I didn’t mean to do it.

That’s what I thought she said. Really

what I heard were those whispered

words slurred into one long word:

Ididntmeantodoit.

I doubled back. I checked all the stalls

until I came to the third one from the

right, the only one that had its door fully

closed. I pushed on this door and it

didn’t swing open; it was locked from

the inside. Most stalls in our school

bathrooms didn’t lock anymore. The

stall doors had to be held in place while

someone was inside with an outstretched

leg or a wildly reaching hand.

Here I was now, outside an

impossibly locked stall door, reaching to

open it.

The stall was as green as a lime left to

grow mold in a fridge drawer. It was

cold, not warm.

“Hello?” I said against it.

What I heard was . . . a hiss. The

hissing wasn’t her breathing.
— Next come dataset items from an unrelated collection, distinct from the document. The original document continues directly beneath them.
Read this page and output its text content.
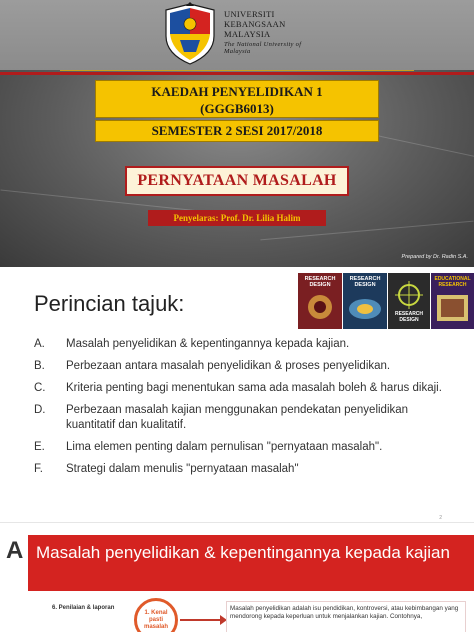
UNIVERSITI
KEBANGSAAN
MALAYSIA
The National University of Malaysia
KAEDAH PENYELIDIKAN 1
(GGGB6013)
SEMESTER 2 SESI 2017/2018
PERNYATAAN MASALAH
Penyelaras: Prof. Dr. Lilia Halim
Prepared by Dr. Radin S.A.
Perincian tajuk:
RESEARCH DESIGN
RESEARCH DESIGN
RESEARCH DESIGN
EDUCATIONAL RESEARCH
A. Masalah penyelidikan & kepentingannya kepada kajian.
B. Perbezaan antara masalah penyelidikan & proses penyelidikan.
C. Kriteria penting bagi menentukan sama ada masalah boleh & harus dikaji.
D. Perbezaan masalah kajian menggunakan pendekatan penyelidikan kuantitatif dan kualitatif.
E. Lima elemen penting dalam pernulisan "pernyataan masalah".
F. Strategi dalam menulis "pernyataan masalah"
2
A Masalah penyelidikan & kepentingannya kepada kajian
6. Penilaian & laporan
1. Kenal pasti masalah
Masalah penyelidikan adalah isu pendidikan, kontroversi, atau kebimbangan yang mendorong kepada keperluan untuk menjalankan kajian. Contohnya,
I knew it

was only the old radiators against the far

wall, the spit of the steam heat.

I tried to push the stall door again, but

it held in place. I bent down, but no feet

poked out below.

I climbed the toilet in the neighboring

stall and balanced up on the point of one

toe, bracing myself against the shared

wall, to dangle over. No one was hiding

inside, though the toilet looked stopped

up with paper. I assumed the stall was

only locked because the toilet was out of

order.

The last bell rang, meaning class had

started already, and I should have been

in my chair getting ready to discourse on

Shakespeare. I hopped off the toilet and

grabbed the backpack I’d left on the

sink. I was almost at the exit when I

heard the voice again. Heard it

distinctly. Heard it in my ears and heard

its echo through my bones.

Lauren, wait.

I did. The bell stopped ringing. Again

I found myself edging closer to the third

stall from the right.

“Natalie?” I said softly. “Is that you?”

It was then that she knocked in

response. Her knuckles rapped from the

inside of the stall in quick succession.

Even though I’d willed it to happen, it

startled me. I jumped backward and

almost took out a sink.

She was in that stall—or something

was. An entity without visible feet was

trying to communicate with me. To let

me know she didn’t mean to do . . .

whatever it was she did.

I could sense her inside, willing me

closer. I didn’t speak, and she didn’t

speak, and when I took two steps in her

direction, a foot could be seen dropping

down, finding floor. A scuffed snow

boot, once pale blue but dirtied and

streaked with soot. A second boot

followed, more blackened than the first.